Nel corso del Quattrocento la pittura d’infamia si concentrò soprattutto a Firenze. Fra i numerosi esempi, quello di Bonaccorso di Lapo di Giovanni – colpevole di essersi accordato con Gian Galeazzo Visconti -, rappresentato impiccato a testa in giù, con catene di ferro, la mitra in testa e circondato da diavoli.
I pittori non erano così propensi ad accettare l’incarico di rappresentare dei condannati, e spesso vi venivano obbligati dalle autorità. L’infamia del colpevole si rifletteva, in qualche modo, su chi eseguiva la pena, il boia e, in questo caso, il pittore. C’era, inoltre, la paura delle vendette. È per questo che spesso i pittori venivano scelti fra personaggi già legati al mondo del crimine.
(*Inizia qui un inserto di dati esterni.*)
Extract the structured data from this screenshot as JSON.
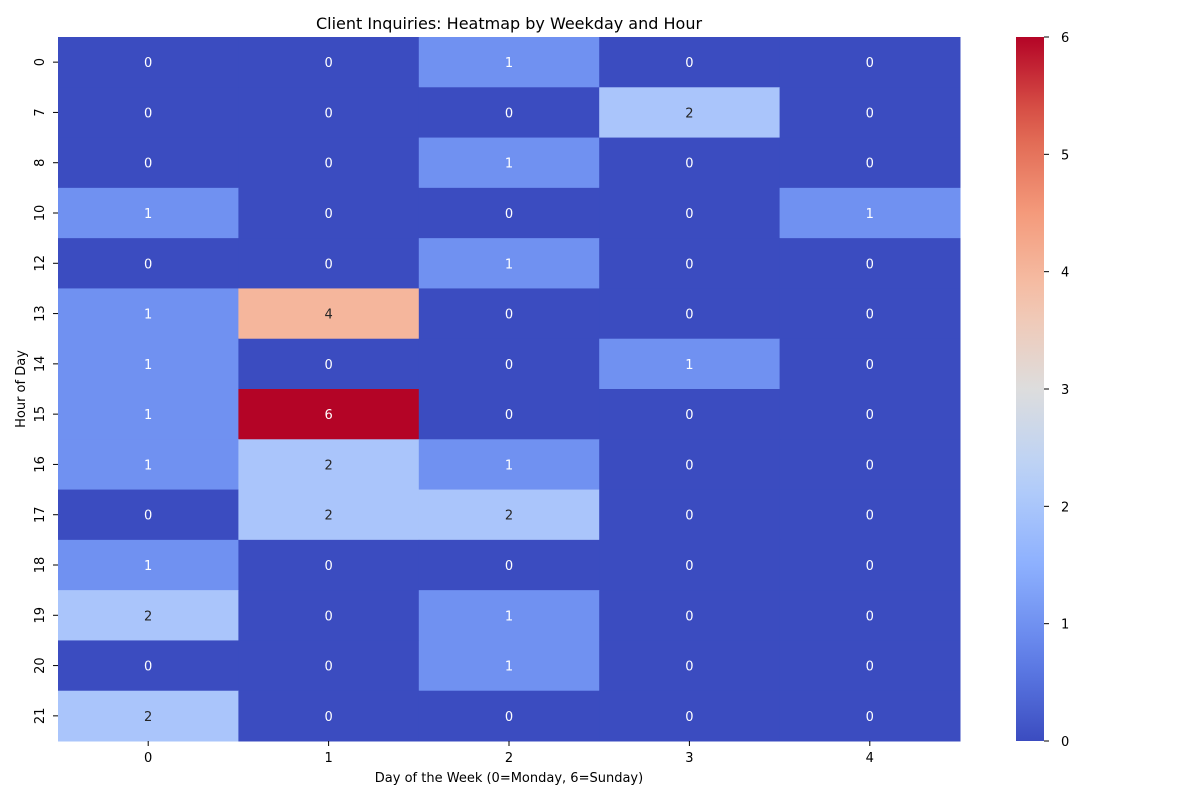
{
  "chart_data": {
    "type": "heatmap",
    "title": "Client Inquiries: Heatmap by Weekday and Hour",
    "xlabel": "Day of the Week (0=Monday, 6=Sunday)",
    "ylabel": "Hour of Day",
    "x_categories": [
      "0",
      "1",
      "2",
      "3",
      "4"
    ],
    "y_categories": [
      "0",
      "7",
      "8",
      "10",
      "12",
      "13",
      "14",
      "15",
      "16",
      "17",
      "18",
      "19",
      "20",
      "21"
    ],
    "values": [
      [
        0,
        0,
        1,
        0,
        0
      ],
      [
        0,
        0,
        0,
        2,
        0
      ],
      [
        0,
        0,
        1,
        0,
        0
      ],
      [
        1,
        0,
        0,
        0,
        1
      ],
      [
        0,
        0,
        1,
        0,
        0
      ],
      [
        1,
        4,
        0,
        0,
        0
      ],
      [
        1,
        0,
        0,
        1,
        0
      ],
      [
        1,
        6,
        0,
        0,
        0
      ],
      [
        1,
        2,
        1,
        0,
        0
      ],
      [
        0,
        2,
        2,
        0,
        0
      ],
      [
        1,
        0,
        0,
        0,
        0
      ],
      [
        2,
        0,
        1,
        0,
        0
      ],
      [
        0,
        0,
        1,
        0,
        0
      ],
      [
        2,
        0,
        0,
        0,
        0
      ]
    ],
    "colormap": "coolwarm",
    "vmin": 0,
    "vmax": 6,
    "colorbar_ticks": [
      "0",
      "1",
      "2",
      "3",
      "4",
      "5",
      "6"
    ],
    "annotations": true,
    "grid": false
  }
}
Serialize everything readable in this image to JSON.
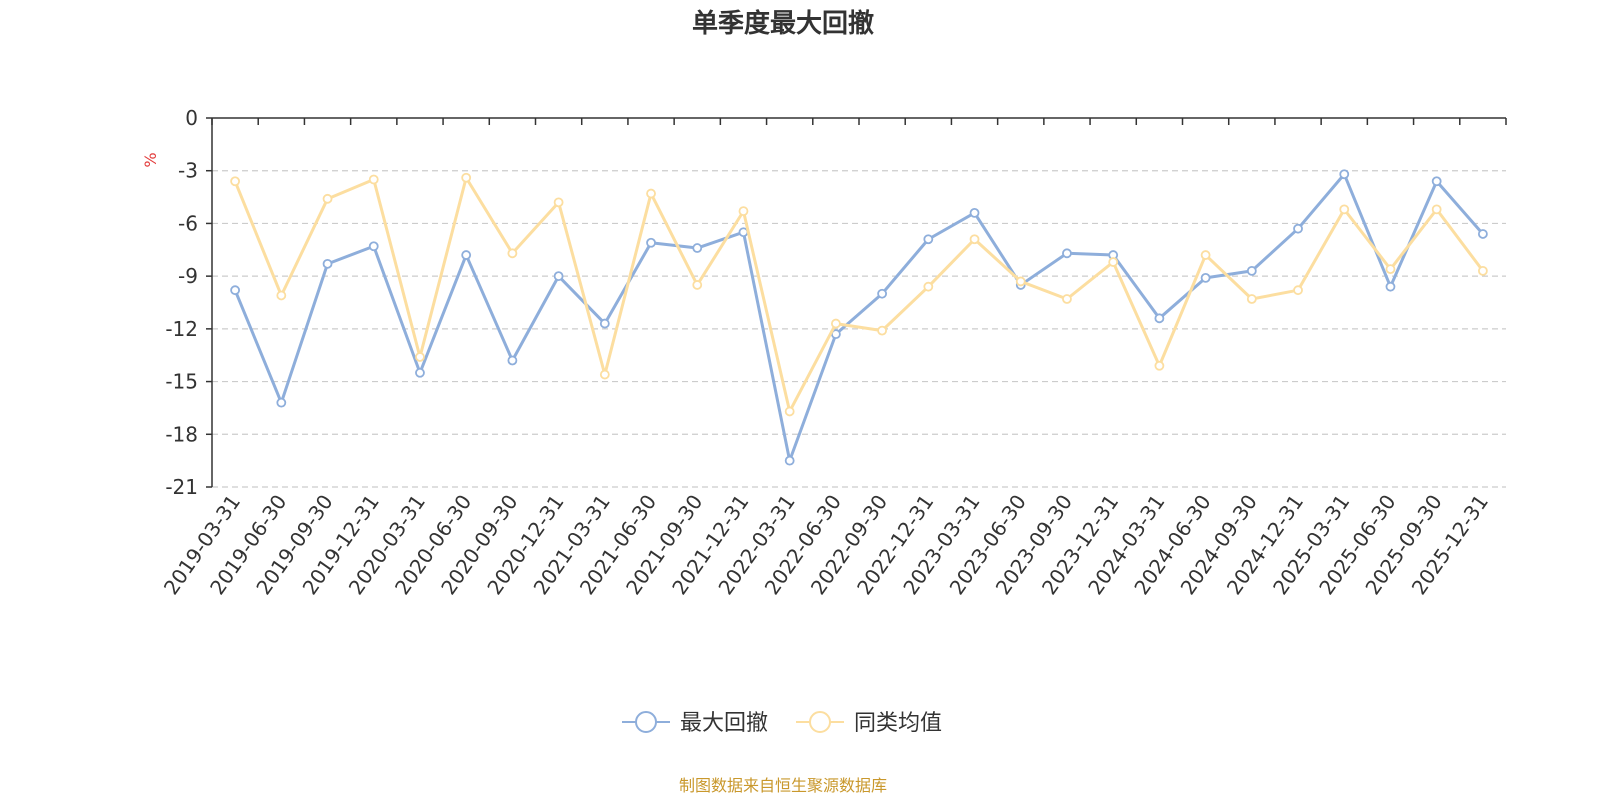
{
  "chart_data": {
    "type": "line",
    "title": "单季度最大回撤",
    "ylabel": "%",
    "ylim": [
      -21,
      0
    ],
    "yticks": [
      0,
      -3,
      -6,
      -9,
      -12,
      -15,
      -18,
      -21
    ],
    "grid": true,
    "legend_position": "bottom",
    "categories": [
      "2019-03-31",
      "2019-06-30",
      "2019-09-30",
      "2019-12-31",
      "2020-03-31",
      "2020-06-30",
      "2020-09-30",
      "2020-12-31",
      "2021-03-31",
      "2021-06-30",
      "2021-09-30",
      "2021-12-31",
      "2022-03-31",
      "2022-06-30",
      "2022-09-30",
      "2022-12-31",
      "2023-03-31",
      "2023-06-30",
      "2023-09-30",
      "2023-12-31",
      "2024-03-31",
      "2024-06-30",
      "2024-09-30",
      "2024-12-31",
      "2025-03-31",
      "2025-06-30",
      "2025-09-30",
      "2025-12-31"
    ],
    "series": [
      {
        "name": "最大回撤",
        "color": "#8eaedb",
        "values": [
          -9.8,
          -16.2,
          -8.3,
          -7.3,
          -14.5,
          -7.8,
          -13.8,
          -9.0,
          -11.7,
          -7.1,
          -7.4,
          -6.5,
          -19.5,
          -12.3,
          -10.0,
          -6.9,
          -5.4,
          -9.5,
          -7.7,
          -7.8,
          -11.4,
          -9.1,
          -8.7,
          -6.3,
          -3.2,
          -9.6,
          -3.6,
          -6.6
        ]
      },
      {
        "name": "同类均值",
        "color": "#fcdea0",
        "values": [
          -3.6,
          -10.1,
          -4.6,
          -3.5,
          -13.6,
          -3.4,
          -7.7,
          -4.8,
          -14.6,
          -4.3,
          -9.5,
          -5.3,
          -16.7,
          -11.7,
          -12.1,
          -9.6,
          -6.9,
          -9.3,
          -10.3,
          -8.2,
          -14.1,
          -7.8,
          -10.3,
          -9.8,
          -5.2,
          -8.6,
          -5.2,
          -8.7
        ]
      }
    ],
    "unit_color": "#e23b3b",
    "axis_color": "#333333",
    "grid_color": "#cccccc"
  },
  "source_text": "制图数据来自恒生聚源数据库",
  "source_color": "#c9982c"
}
A Firenze furono coinvolti anche noti maestri, come Andrea del Castagno, di cui ricordiamo ancora l’appellativo “Andreino degli Impiccati”, Sandro Botticelli, Andrea del Sarto.
Nel 1478, Botticelli venne pagato per aver dipinto sulle pareti di Palazzo Vecchio in Piazza della Signoria le effigi dei partecipanti alla Congiura dei Pazzi: alcuni appesi per la gola e i latitanti appesi per un piede.
Nel 1529 venne chiesto a Andrea del Sarto di raffigurare i tre capitani che avevano tradito la Repubblica di Firenze passando al nemico. Il pittore li raffigurò su due palazzi pubblici, appesi per un piede; per poterli dipingere si era fatto modellare dei manichini. Ci rimangono ancora i disegni preparatori conservati al Gabinetto Disegni e Stampe degli Uffizi. Non volle però far risultare le pitture a suo nome, e le attribuì all’allievo Bernardo del Buda per evitare un soprannome come quello già assegnato a Andrea del Castagno.
Nel corso del tempo, la pittura d’infamia perse lentamente la sua forza per poi essere abbandonata del tutto. Se per qualche strano motivo oggi dovesse essere ripristinata, non basterebbero i muri dei palazzi.
Per approfondire
– Gherardo Ortalli, “…pingatur in Palatio”. La pittura infamante nei secoli XIII-XVI, Roma, Jouvence, 1979.
– Gherardo Ortalli, Comunicare con le figure, in Arti e storia nel Medioevo. Del vedere: pubblici, forme e funzioni, a cura di E. Castelnuovo e G. Sergi, vol. III, Torino, Einaudi, 2004, pp. 477-518.